Thursday, November 21, 2013

Moral and perfect freedom

Say that moral freedom is the ability to choose between a morally permissible and a morally wrong action. Perfect freedom, on the other hand, is a freedom to choose between morally permissible actions, but with a perfect and infallible directedness at the good of the sort that God and the saints in heaven are said to enjoy.

Morriston (and others before him, like Quentin Smith, but Morriston's piece is particularly well developed) basically offers this dilemma: Either moral freedom is better than than perfect freedom or not. If moral freedom is better, then God has the less valuable kind of freedom, which seems incompatible with God's perfection. If moral freedom is not better, then God should have created beings with perfect freedom, since this way all the evils flowing from our misuse of moral freedom would have been prevented.

I want to make two points. First, the relevant question shouldn't be whether moral freedom is better than perfect freedom, but whether the action of creating beings with moral freedom is better than the action of creating beings with perfect freedom. An action can be better than another, even if its intended effect is no better. For instance, if I promised an editor a paper on modality, and I have the time for only one paper, the action of writing a paper on modality is better than the action of writing a paper on the Trinity, even if the effect of the latter action may be the better.

With this distinction in mind, one notices that there is a difference in value between God's creating a being that inevitably loves him back and his creating a being that gets to choose whether or not to love him back. Even if a being that inevitably loves him back is no better, God's action of inviting someone into communion with him very much has something very significant to be said for it that God's creating someone who will inevitably be in communion with him doesn't.

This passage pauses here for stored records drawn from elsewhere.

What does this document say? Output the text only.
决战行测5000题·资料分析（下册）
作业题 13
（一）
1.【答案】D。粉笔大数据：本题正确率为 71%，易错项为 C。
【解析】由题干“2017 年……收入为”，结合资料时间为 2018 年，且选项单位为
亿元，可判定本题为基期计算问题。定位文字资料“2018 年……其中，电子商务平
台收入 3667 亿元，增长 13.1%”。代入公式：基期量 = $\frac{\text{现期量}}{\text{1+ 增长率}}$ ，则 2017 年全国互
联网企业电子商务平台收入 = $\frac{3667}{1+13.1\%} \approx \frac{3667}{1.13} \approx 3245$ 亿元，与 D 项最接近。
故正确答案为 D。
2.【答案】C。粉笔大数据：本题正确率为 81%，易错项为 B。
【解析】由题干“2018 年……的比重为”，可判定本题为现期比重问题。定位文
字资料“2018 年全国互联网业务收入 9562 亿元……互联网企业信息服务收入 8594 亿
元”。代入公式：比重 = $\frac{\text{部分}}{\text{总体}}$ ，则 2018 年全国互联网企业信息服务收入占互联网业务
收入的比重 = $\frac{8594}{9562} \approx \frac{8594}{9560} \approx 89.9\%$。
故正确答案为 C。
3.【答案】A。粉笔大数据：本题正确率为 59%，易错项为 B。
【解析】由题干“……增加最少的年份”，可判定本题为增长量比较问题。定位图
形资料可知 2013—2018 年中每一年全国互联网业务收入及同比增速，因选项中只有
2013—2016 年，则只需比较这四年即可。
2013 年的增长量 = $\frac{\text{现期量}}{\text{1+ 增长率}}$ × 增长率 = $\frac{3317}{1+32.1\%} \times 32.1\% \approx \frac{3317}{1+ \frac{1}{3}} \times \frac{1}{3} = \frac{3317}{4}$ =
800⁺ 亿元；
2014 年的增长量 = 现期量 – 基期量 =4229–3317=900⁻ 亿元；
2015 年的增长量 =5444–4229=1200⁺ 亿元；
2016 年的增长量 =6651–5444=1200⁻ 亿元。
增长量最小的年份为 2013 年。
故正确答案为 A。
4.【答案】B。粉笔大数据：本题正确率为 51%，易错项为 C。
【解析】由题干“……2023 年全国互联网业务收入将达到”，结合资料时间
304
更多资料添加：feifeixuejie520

The second point is this. There is a value to loving someone by choice. Now when God and St Francis love each other, each loves the other by choice. Francis chooses to love God, while being able not to. But God likewise chooses to love Francis, while being able not to. Now you might say: "But doesn't God have to love everyone, given that he is love itself?" I agree (though I know some don't): necessarily, if Francis exists, God loves him. But Francis doesn't have to exist—Francis only exists because God chose to create him. Thus God has freedom whether to love Francis, a freedom he exhibits in choosing to create Francis, something he did not have to do.

Now there is a necessary asymmetry here. Since we cannot have a choice about whether God exists, and once God exists, there is the obligation to love him, our choice requires moral freedom: it is a choice between the good of love and the evil of not loving the supremely lovable God. But for God the choice whether to love Francis was at the same time a choice whether to create Francis. This choice does not require moral freedom, since it is not a choice between good and evil, but only good and good-or-neutral.

So on both sides, the relationship between God and Francis involves a freedom to love or not to love Francis. This freedom is valuable and God has it. But in Francis this freedom, of necessity, is moral freedom. So it is not that moral freedom is more valuable than perfect freedom. Rather, it is that in a creature, freedom whether to love God has to be an instance of moral freedom, while in God, freedom whether to love a creature is an instance of perfect freedom.

Objection: But doesn't Morriston's problem come back when we consider the doctrine of the Trinity? The Father and the Son do not choose to love each over not loving each other. The Son is not a creature, and so the Father does not choose to create the Son rather than the Father. Yet, surely, the intra-Trinitarian love is the most perfect kind of love. So wouldn't a creature that has to love God have a better kind of love than one that has a choice about it?

Response 1: A certain symmetry and equality in love are particularly valuable. In the Trinity, we have a symmetry: no Person of the Trinity has the freedom to fail to love another. But we automatically start off with God having a choice whether to be in a relationship of love with a creature, namely through his having a choice whether to create the creature. It makes for deeper equality and symmetry if the creature also has a choice about how to respond to God.

A love relationship that is chosen on one side but not on another is less valuable through the asymmetry. Imagine a woman who chose to have a baby had a drug that would ensure that the child would love her back. She had a choice, to some degree, whether to love the baby. But she refuses the child a choice about whether and how to reciprocate the relationship.

Response 2: To choose to love makes one intimately related to one's love. But in the Trinitarian case, there is an even deeper relation to love: God is identical with his love.


Heath White said...

There is an anonymous paper on the internet that makes points like these. Google "that's what's so good about moral freedom".

Anyway, good thoughts.

Alexander R Pruss said...

Looks like that's by my friend Josh Rasmussen. :-)

Brian Cutter said...

Great post! I have some lingering concerns, though, about how these points apply to the saints in heaven. According to tradition, the saints in heaven don't (now) have the choice not to love God, so they do not (now) love God by choice. But we don't want to say that there is less value to their love of God on this account.

Perhaps we could say that there is a sense in which they presently love God out of choice, inasmuch as their present condition in some way results from their own past choices.

Alexander R Pruss said...

I don't think there is necessarily great value in love continuing to be by choice. In fact, it seems to me that it is better if one chooses to love, and then just loves, without having to continue to choose it. In this life we can't do this definitively.